Here we have content that is informative, introduces the teacher’s and student’s needs, catches the reader’s attention, isn’t too long, and most of all it has emotional human elements that people can relate to or empathize with. All content you write aimed at gaining sponsorship should strive to be like this, versus your cookie-cutter advert that pleads “please give”.
3. Hold a Fundraiser
Hold a fundraiser to raise money for classroom supplies. The best way to do this is to get the kids involved and make the event a part of their learning experience. You can hold it on a school-day where kids from other classes and their parents visit, but this would require consent from administrators. Holding the event on a Saturday is also an option, so long as enough parents are on board.

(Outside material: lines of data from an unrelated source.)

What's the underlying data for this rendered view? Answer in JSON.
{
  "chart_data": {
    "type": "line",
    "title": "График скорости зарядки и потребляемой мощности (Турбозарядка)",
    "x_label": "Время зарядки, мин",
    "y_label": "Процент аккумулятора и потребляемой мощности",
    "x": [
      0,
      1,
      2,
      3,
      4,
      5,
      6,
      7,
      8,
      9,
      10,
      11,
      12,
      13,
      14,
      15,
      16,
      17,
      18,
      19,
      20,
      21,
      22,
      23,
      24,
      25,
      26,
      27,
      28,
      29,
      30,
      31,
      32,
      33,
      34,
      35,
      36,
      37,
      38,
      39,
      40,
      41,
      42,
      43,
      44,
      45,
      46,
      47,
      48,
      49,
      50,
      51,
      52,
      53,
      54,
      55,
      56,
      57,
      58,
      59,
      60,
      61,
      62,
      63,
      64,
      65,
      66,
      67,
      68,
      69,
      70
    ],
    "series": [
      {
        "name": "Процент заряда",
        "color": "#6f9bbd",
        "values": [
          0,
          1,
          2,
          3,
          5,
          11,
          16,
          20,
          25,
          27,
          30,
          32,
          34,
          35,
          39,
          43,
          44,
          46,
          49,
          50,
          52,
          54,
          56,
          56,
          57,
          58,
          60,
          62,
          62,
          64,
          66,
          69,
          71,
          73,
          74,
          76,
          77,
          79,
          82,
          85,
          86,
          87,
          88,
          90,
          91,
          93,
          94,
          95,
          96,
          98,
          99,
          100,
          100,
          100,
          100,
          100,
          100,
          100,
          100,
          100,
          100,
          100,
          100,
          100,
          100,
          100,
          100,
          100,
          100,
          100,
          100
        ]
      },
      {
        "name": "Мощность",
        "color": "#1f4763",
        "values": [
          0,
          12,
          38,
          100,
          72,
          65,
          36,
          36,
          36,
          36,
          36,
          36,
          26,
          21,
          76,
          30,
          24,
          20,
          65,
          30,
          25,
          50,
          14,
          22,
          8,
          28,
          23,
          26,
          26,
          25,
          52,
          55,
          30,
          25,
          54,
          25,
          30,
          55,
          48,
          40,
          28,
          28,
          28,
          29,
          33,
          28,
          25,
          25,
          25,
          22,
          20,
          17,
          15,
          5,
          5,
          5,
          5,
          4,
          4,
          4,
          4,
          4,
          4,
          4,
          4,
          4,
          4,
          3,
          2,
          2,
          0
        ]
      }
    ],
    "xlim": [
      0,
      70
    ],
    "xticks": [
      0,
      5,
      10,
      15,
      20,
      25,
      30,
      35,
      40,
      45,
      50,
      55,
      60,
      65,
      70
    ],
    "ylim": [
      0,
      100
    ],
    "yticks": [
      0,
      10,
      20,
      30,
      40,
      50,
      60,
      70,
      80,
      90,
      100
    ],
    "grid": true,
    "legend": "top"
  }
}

You can divide your students into teams and have them create a game that other kids can play to win candy or other inexpensive prizes. Not only will this directly involve your students in the nurturing of their classroom, they will be able to get creative, enhance their teamwork skills, learn introductory marketing skills, and they will have a lot of fun! Other activities your students can do is read to younger children, perform face-painting, and you can ask parents to donate home-baked goods to help reach your fundraising goal.
You can also hold a raffle and sell a limitless number of tickets. Do a little online research to see which companies support educational charities. For example, Microsoft is notorious for donating millions a year to help advance education. By submitting a well-written proposal to companies like Microsoft outlining what it is you do in the classroom that supports their mission statement, and by detailing the fine points of your fundraiser, you could ask them to donate a tablet or two to raffle off. If you can find a journalist willing to cover a story on a successful donation, companies might be more motivated to select your project because they will get the PR in return.
A Penny Saved is a Penny Earned?
In this case, absolutely! If you can keep $500 a year from being spent on classroom supplies, you can use that cash to pay for your airfare on your next, much-needed vacation. You encourage your students to think outside the box and get creative; now it’s your turn!